Royal Exchange, Manchester.
16 August 2017.
It starts with a few coded knocks, a secret phrase and a charming warm Polari welcome on our entrance… The Royal Exchange Young Company’s latest production begins in a louche 1950’s gay bar and then takes us on a journey of lives half-lived, secret stories and modern-day oppression.
‘We Were Told There Was Dancing‘ is a promenade performance within the vast spaces underneath the Royal Exchange that uses the 50th anniversary of the Sexual Offences Act as a starting point to explore changing attitudes to LGBT rights.
Struggles for freedom rarely move smoothly from A to B and this production echoes that in the way the promenading stops, doubles back or turn corners within the space. Similarly, although one gay couple act as a connecting thread, and reappear at various points throughout the performance, the overarching narrative is fluid and flows loosely through time.
The impressively striking design by Bethany Wells is reminiscent of her recent work with Abigail Conway on ‘Party on Skills for the End of the World‘. Some spaces are left with minimal intervention, others resemble gallery installations and there are some fully dressed immersive ‘sets’ like living breathing museum displays. It’s an approach that cleverly manages and manipulates our relationship with the spaces as an audience. The eerie atmosphere of seemingly abandoned areas triggers our imaginations as we move quickly through them, or in others a delicately curated set piece signals to us to stop, observe and wait to be invited in. There are occasional spaces in which to dance and one sequence of rooms bursting with bustling activity. In the latter space – the riot of colour, texture and detail creates a fully realised setting with a scale and layout that seems to offer an unspoken permission to wander around, relax, explore the space and interact with the large busy cast.
Within all these spaces, the Young Company’s actors create a series of imaginative and involving scenarios. Some more abstract and some explicitly rooted in researched history. In one scene, a room full of letters telling stories of frustrated passion and unrequited love are shared both in writing and verbally. At this point and at others we are told to hide things – to keep our stories secret and conceal our identities. It’s a reminder of how something as innocent as a letter to a lover was often used as evidence to persecute gay men. Later we become absorbed in to the cheerful preparations to prepare for the 1988 Manchester march against Section 28. However the production doesn’t just glance back – it powerfully evokes the work still to do. One room is plastered in horrific tales of hatred against LGBT communities printed from the internet. People ‘outed’ and condemned by newspapers in Uganda or gay men thrown from buildings by their relatives in Russia – and so so many more stories covering those walls.

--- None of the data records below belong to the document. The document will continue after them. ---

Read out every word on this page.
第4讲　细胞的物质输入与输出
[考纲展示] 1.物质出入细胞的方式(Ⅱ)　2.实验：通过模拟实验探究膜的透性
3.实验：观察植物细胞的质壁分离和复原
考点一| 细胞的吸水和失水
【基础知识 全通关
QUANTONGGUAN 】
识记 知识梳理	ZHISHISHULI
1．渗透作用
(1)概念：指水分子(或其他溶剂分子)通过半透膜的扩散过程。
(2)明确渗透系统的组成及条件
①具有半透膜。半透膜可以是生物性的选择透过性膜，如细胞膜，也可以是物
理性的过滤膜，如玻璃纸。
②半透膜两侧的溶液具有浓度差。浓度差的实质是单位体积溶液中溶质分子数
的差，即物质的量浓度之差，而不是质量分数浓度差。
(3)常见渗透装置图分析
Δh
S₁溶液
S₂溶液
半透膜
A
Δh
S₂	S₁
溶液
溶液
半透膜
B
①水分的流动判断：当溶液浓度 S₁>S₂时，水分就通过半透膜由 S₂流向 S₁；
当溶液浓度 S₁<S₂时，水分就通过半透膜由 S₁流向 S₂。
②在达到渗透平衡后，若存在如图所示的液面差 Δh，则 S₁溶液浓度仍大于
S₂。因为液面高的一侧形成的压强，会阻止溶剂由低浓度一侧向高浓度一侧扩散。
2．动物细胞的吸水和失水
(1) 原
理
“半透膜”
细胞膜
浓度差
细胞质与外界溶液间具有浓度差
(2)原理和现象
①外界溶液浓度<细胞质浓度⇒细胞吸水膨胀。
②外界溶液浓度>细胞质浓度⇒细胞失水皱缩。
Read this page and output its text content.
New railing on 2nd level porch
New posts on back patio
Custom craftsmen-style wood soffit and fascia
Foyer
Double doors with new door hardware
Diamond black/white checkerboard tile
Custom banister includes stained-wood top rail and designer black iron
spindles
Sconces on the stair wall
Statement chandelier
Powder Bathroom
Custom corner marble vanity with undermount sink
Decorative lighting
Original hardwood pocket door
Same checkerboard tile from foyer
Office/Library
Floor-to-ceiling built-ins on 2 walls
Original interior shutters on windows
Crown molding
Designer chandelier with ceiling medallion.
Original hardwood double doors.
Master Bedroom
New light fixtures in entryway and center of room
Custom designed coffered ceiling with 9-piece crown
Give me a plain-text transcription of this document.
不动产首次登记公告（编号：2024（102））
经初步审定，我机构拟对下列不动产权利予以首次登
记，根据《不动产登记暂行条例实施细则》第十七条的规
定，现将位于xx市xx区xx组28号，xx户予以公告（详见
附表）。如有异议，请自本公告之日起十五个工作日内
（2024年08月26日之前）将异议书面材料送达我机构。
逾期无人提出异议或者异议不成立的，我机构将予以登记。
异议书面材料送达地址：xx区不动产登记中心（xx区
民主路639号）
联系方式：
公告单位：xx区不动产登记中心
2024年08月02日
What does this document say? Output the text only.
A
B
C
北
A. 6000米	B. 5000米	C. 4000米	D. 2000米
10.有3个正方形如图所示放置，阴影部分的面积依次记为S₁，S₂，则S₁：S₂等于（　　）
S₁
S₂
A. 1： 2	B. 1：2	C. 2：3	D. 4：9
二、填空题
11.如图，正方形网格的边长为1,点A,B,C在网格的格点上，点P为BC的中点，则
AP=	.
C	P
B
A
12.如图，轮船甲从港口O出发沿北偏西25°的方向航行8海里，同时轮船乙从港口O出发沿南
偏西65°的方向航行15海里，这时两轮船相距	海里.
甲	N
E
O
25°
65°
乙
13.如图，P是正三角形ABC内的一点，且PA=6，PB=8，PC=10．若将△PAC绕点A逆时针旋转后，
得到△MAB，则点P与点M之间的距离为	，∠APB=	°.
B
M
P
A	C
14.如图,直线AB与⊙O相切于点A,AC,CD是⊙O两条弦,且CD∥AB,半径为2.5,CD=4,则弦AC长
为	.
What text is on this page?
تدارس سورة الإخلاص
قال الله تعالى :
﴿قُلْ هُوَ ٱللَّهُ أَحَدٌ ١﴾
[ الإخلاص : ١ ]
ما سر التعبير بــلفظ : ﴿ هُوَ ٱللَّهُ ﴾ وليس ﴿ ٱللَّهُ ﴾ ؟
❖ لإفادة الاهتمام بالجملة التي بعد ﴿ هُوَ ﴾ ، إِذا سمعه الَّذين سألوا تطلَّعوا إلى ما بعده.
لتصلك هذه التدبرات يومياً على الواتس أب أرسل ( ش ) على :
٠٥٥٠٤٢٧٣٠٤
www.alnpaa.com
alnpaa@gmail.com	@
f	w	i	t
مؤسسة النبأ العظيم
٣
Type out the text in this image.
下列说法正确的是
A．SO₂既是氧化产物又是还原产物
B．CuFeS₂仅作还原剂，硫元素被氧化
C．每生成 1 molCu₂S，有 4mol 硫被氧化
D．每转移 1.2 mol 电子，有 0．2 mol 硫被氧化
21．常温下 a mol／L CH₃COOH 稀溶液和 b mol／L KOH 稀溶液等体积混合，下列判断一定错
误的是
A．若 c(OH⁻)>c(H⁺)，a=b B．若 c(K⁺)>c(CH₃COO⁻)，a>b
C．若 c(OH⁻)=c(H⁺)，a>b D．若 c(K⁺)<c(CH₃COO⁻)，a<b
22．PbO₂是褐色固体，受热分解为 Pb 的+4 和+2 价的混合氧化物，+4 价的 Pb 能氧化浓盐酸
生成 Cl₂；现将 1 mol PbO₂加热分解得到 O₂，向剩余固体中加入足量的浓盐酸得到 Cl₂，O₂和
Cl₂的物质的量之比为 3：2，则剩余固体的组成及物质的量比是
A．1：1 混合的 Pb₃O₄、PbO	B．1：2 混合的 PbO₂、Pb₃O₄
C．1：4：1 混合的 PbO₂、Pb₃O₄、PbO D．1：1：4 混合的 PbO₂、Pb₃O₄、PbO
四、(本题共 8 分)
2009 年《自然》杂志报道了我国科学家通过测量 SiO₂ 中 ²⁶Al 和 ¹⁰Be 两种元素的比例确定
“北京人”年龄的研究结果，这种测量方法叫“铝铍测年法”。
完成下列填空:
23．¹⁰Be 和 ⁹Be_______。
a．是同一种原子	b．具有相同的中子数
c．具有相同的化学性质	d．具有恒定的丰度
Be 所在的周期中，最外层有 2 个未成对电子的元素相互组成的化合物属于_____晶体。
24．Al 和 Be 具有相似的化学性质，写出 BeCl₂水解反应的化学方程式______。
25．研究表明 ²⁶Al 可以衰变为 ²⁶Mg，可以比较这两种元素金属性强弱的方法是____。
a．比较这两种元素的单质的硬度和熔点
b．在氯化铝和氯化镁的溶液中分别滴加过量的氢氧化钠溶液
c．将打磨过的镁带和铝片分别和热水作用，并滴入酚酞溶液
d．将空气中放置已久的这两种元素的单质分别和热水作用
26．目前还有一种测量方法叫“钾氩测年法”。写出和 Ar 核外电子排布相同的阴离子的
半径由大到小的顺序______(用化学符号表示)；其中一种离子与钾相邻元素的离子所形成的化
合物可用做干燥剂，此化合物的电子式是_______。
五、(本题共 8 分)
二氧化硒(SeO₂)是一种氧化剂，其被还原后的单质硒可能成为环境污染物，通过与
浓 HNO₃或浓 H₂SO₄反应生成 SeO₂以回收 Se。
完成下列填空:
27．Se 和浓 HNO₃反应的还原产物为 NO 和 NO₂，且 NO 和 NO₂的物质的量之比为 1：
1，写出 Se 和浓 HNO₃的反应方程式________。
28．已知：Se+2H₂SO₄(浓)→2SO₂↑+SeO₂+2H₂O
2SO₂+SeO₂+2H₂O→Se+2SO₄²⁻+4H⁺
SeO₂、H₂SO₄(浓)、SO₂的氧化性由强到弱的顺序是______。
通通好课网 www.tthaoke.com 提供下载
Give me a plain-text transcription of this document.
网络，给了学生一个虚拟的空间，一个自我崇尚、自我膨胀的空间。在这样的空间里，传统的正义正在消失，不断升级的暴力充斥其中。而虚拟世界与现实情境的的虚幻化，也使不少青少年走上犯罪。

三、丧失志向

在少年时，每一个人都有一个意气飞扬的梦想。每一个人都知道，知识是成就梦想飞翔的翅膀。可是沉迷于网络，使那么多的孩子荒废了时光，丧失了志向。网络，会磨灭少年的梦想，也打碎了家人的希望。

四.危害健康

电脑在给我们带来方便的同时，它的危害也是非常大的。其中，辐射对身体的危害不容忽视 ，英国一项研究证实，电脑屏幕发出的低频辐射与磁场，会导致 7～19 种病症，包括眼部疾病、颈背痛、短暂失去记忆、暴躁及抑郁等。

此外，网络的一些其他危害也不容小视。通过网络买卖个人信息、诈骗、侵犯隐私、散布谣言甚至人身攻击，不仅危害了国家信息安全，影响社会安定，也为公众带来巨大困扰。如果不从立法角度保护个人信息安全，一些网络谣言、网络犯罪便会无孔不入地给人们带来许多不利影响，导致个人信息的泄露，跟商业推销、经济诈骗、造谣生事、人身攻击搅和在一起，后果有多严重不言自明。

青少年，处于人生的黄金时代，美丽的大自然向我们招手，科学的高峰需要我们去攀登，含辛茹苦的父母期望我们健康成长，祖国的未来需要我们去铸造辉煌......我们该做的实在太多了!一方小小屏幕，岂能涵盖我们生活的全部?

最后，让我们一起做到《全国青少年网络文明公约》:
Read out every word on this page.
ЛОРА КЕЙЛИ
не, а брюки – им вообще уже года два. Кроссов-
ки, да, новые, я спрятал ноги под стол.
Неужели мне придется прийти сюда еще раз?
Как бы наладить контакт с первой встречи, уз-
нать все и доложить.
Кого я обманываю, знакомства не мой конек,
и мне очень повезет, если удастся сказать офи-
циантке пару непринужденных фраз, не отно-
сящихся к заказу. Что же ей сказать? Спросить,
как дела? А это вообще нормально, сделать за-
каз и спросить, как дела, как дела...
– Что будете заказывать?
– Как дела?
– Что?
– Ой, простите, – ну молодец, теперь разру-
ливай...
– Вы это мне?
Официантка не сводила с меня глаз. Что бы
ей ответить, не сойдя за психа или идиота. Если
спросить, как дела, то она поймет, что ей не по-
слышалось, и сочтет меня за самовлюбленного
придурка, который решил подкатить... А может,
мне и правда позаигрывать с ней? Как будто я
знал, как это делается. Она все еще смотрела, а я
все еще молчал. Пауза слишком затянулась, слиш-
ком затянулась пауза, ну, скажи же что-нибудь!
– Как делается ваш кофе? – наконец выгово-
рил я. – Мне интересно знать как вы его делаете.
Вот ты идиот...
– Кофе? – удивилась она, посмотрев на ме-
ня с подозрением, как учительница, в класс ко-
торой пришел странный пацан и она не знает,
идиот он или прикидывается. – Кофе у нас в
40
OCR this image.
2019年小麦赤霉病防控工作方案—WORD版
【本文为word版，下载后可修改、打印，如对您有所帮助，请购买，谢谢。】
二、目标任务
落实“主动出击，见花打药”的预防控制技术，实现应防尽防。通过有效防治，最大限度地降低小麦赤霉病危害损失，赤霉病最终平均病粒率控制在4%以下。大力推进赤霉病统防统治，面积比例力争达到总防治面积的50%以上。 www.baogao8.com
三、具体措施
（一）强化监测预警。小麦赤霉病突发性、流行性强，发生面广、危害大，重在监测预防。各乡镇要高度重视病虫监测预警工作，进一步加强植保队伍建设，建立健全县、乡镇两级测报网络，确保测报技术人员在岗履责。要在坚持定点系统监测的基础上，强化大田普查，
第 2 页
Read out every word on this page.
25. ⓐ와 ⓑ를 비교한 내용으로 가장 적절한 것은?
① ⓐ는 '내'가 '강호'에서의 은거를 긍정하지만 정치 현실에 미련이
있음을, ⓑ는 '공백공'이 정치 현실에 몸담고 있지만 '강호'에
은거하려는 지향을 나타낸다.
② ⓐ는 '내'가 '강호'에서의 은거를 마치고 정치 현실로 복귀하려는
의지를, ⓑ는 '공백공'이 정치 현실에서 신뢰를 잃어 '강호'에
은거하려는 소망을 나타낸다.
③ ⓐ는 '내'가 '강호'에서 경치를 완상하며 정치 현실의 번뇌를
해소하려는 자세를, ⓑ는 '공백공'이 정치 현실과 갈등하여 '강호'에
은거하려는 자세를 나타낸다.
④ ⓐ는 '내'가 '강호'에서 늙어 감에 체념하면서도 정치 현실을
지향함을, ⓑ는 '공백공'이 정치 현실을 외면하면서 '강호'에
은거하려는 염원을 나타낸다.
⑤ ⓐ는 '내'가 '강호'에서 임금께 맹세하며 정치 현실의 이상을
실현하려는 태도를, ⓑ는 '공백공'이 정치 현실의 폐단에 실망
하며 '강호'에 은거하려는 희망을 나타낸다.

Inevitably any play reflecting on social history will need to edit its source material and in this instance Manchester’s unique LGBT history is occasionally over-simplified. This is particularly noticeable in the 1980’s scenario where the immense impact of AIDS on the city is only briefly alluded to and the long era of intensely discriminatory policing by Manchester’s very own ‘God’s Cop’ James Anderton goes unmentioned. Also, the vastness of the space and the need to move the audience around it, can sometimes momentarily drain the energy from proceedings.
‘We Were Told There Was Dancing‘ works best when the promenading pauses for a while longer and the actors have time to tell a story or fully inhabit a space. Jessica Murdoch delivers an impassioned speech that sees a call to action take on an unexpectedly poetic dimension imploring us to break the silence and seek light in the darkness. As is often the case in immersive theatre, one of the most powerful performances was also the most intimate. Zak Ford-Williams involved a small group of us in his excited preparations for a date and then led us to somewhere darker and distressing. The company also works incredibly well collectively, their welcoming and energetic camaraderie in the preparations for the march is wonderful to become part of.
As our time underground draws to a close, fictional alter egos become real documented lives and the spaces they inhabit are increasingly revealed to be not just locations for performance but places anchored to actual histories.
The couple who we first encountered struggling awkwardly with their feelings in the 1950s, and who accompanied us on our journey underground, emerge to be greeted by a rainy Manchester sky and disappear in to a 2017 evening full of possibilities. Although this beautifully realised subterranean LGBT odyssey ends with a moment of hope we can’t help but take away the powerful reminders of ongoing struggle that we encountered along the way.